Wisdom on Sugarpacks; now on Post-its

I’m an avid notetaker, and have been that way for many years. Like taking notes on my dry cleaning slips in 2007, or table mats, or ticket stubs, and tons of sugar packets.

By working from home, I’ve gotten more civil and just use regular ole post-its. At random times. Just like everyone else out there :+).

Notes to Self (with attribution)

via Karin Giefer

Management Tryptic:

  • Prioritize
  • Collaborate
  • Celebrate

Observation Tryptic:

  • Incidence
  • Coincidence
  • Trend

Rumsfeld-ism:

  • “You know you are a politician if you change the way you tell a story with different people.”

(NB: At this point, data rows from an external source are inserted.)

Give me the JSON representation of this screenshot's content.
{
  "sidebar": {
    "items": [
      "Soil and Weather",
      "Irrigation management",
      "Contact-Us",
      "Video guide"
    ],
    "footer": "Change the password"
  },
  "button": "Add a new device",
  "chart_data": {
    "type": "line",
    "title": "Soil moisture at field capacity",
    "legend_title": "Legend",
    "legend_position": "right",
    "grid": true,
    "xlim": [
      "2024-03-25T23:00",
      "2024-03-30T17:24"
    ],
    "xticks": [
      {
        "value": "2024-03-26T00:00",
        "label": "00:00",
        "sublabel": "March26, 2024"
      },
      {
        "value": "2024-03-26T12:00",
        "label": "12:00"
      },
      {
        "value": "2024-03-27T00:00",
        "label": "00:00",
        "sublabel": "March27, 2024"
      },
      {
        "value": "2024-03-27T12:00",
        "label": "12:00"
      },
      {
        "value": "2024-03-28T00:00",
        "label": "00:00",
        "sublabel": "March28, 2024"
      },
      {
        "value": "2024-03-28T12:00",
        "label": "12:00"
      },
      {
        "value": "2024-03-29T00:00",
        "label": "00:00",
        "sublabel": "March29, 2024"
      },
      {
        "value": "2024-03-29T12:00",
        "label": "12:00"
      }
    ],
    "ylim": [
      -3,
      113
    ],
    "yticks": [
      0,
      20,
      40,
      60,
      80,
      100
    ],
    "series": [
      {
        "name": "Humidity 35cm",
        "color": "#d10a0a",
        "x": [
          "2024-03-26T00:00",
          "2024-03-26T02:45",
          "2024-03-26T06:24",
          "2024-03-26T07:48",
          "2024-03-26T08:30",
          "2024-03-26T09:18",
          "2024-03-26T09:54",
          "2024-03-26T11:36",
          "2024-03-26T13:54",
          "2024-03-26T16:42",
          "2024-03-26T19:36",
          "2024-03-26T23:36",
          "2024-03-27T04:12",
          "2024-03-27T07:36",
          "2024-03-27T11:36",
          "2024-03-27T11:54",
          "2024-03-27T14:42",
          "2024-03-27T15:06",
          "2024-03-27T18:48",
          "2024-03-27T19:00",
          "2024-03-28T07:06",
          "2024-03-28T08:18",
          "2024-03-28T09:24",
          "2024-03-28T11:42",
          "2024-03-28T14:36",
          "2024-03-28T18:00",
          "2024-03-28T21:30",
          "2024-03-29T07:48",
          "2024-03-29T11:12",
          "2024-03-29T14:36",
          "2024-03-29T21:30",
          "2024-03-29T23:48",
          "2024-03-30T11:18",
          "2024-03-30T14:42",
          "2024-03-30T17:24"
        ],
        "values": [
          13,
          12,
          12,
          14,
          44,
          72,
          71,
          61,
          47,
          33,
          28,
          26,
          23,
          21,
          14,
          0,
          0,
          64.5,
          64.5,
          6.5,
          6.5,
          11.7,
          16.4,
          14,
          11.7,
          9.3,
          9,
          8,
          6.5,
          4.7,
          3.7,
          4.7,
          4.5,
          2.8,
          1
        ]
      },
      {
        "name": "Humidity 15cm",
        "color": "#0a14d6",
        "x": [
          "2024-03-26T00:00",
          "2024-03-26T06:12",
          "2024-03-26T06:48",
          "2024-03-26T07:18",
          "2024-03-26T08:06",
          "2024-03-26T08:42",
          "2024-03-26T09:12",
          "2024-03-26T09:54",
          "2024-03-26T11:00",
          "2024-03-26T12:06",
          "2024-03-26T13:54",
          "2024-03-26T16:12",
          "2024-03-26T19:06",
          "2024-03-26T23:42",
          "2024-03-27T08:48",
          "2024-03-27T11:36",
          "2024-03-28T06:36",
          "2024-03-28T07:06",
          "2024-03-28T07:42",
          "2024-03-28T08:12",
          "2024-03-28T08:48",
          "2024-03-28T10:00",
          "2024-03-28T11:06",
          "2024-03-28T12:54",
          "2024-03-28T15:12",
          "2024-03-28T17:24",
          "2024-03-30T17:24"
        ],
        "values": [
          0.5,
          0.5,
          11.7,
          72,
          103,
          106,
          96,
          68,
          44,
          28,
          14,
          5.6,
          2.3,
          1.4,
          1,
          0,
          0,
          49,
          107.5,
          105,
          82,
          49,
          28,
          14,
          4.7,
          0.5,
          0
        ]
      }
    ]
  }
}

    (I was lucky to learn this true-ism early in life, so I always share the same information with everyone.)

via Sarah Gold

“Stop bringing education to an incentives fight.”

—Sarah Gold
  • “Data where organizations (that collect it) can benefit the public. What would collective consent be like?”

Anonymous Provenance

  • What’s your hypothesis and how will you measure its impact? Impact will be measured as either: high risk versus high reward
  • When delivering bad news, remember that tone is more important than words. Be empathetic, but not apologetic.
  • People are protectionist because they want to keep what they have and not lose it. They often don’t want to share because they’ve worked too hard to earn it.
  • Advice given to me when working with strongly male, French companies (caution: this is highly overgeneralized): “They never admit they are wrong, and they’re never going to say they’re sorry.” One could say a lot about many cultures being like that, and not just the French (wink).
  • Sometimes getting 5% of the wrong people interested is much worse than getting 2% of the right people interested.
  • Consider how emotional, brave decisions get overvalued when compared with smart, rational decisions. This is like having one of two compasses — one that either is a bling bling jackpot machine versus one that is an accurate star chart with which to navigate.